El sistema multimedia MBUX con control de voz es el mismo de los demás Mercedes GLA 2020, pero el cuadro ofrece tres diseños gráficos específicos (Classic, Sport y Supersport), con el Supersport con el cuentavueltas en el centro y la información adicional en forma de barras a su lado, llegando hasta el fondo de la pantalla del cuadro bajo perspectiva tridimensional. La consola central lacada lleva la pantalla táctil multimedia con botones extra para el control del ESP (tres niveles), el modo manual del cambio y la suspensión con amortiguación variable opcional. Y a través de la pantalla, con el menú AMG, se accede a diferentes datos más (Warm-up, Set-up, G-Force, etc ) del motor.

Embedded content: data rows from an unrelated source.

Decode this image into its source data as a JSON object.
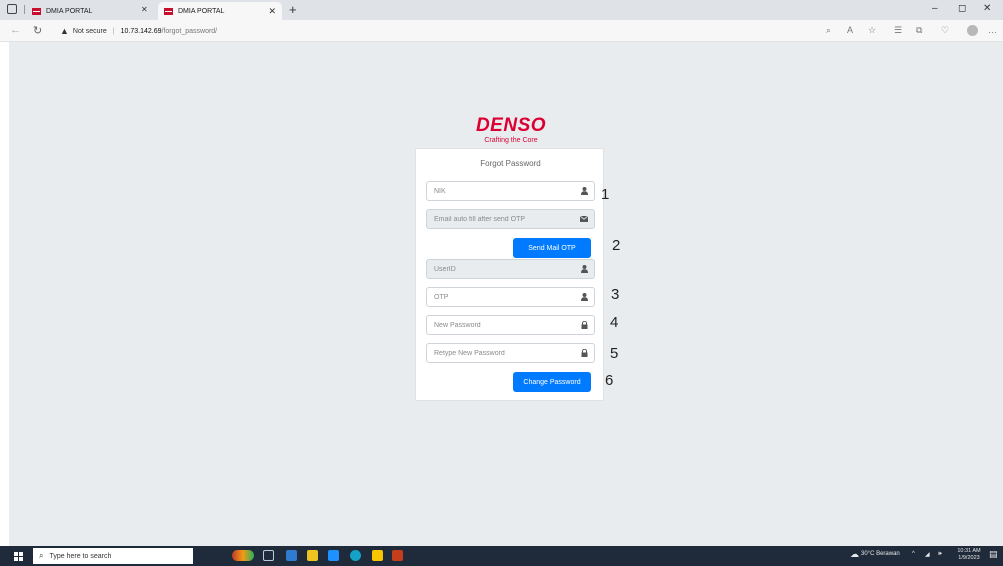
{
  "browser": {
    "tabs": [
      {
        "label": "DMIA PORTAL",
        "active": false
      },
      {
        "label": "DMIA PORTAL",
        "active": true
      }
    ],
    "new_tab_label": "+",
    "security_label": "Not secure",
    "url_host": "10.73.142.69",
    "url_path": "/forgot_password/",
    "window_controls": {
      "minimize": "–",
      "maximize": "◻",
      "close": "✕"
    },
    "icons": [
      "back-arrow-icon",
      "refresh-icon",
      "warning-icon",
      "zoom-icon",
      "read-aloud-icon",
      "favorites-icon",
      "collections-icon",
      "browser-essentials-icon",
      "profile-icon",
      "more-icon"
    ]
  },
  "logo": {
    "brand": "DENSO",
    "tagline": "Crafting the Core",
    "color": "#dc0032"
  },
  "form": {
    "title": "Forgot Password",
    "fields": {
      "nik": {
        "placeholder": "NIK",
        "icon": "user-icon"
      },
      "email": {
        "placeholder": "Email auto fill after send OTP",
        "icon": "envelope-icon",
        "readonly": true
      },
      "userid": {
        "placeholder": "UserID",
        "icon": "user-icon",
        "readonly": true
      },
      "otp": {
        "placeholder": "OTP",
        "icon": "user-icon"
      },
      "new_password": {
        "placeholder": "New Password",
        "icon": "lock-icon"
      },
      "retype_password": {
        "placeholder": "Retype New Password",
        "icon": "lock-icon"
      }
    },
    "send_otp_label": "Send Mail OTP",
    "change_password_label": "Change Password",
    "accent_color": "#007bff"
  },
  "annotations": [
    "1",
    "2",
    "3",
    "4",
    "5",
    "6"
  ],
  "taskbar": {
    "search_placeholder": "Type here to search",
    "weather": "30°C Berawan",
    "time": "10:31 AM",
    "date": "1/9/2023"
  }
}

El pedalier va en acero inoxidable y el volante va forrado en piel napa perforada con la zona inferior plana, con costuras a contraste en rojo, y lleva por detrás las levas de cambio galvanizadas para una conducción más deportiva con cambio de marchas manual secuencial. En opción se ofrece el volante “AMG Performance”, con una marca en la zona superior del aro (a las 12 en punto, si fuera una esfera de reloj) y mandos adicionales (uno rotatorio a la derecha y dos botones a la izquierda, ambos con pantalla) para variar funciones como el modo de conducción o la apertura de la mariposa del escape.

Mercedes-AMG GLA 35 4Matic: corazón prestacional

El motor (M260) es el mismo del Mercedes-AMG 35 de la Clase A, con 1.991 cc, bloque y culta de aluminio, inyección directa, distribución variable a la admisión (Camtronic) y turbocompresor de doble entrada. Entrega 306 CV a 5.800 rpm y un par de 40,8 mkg entre 3.000 y 4.000 rpm. Lleva inyectores piezoeléctricos, gestión térmica inteligente de refrigeración de agua y aceite, y encendido multichispa, además de contar con el pulido cónico de cilindros “Conicshape”, que reduce la fricción interna del motor.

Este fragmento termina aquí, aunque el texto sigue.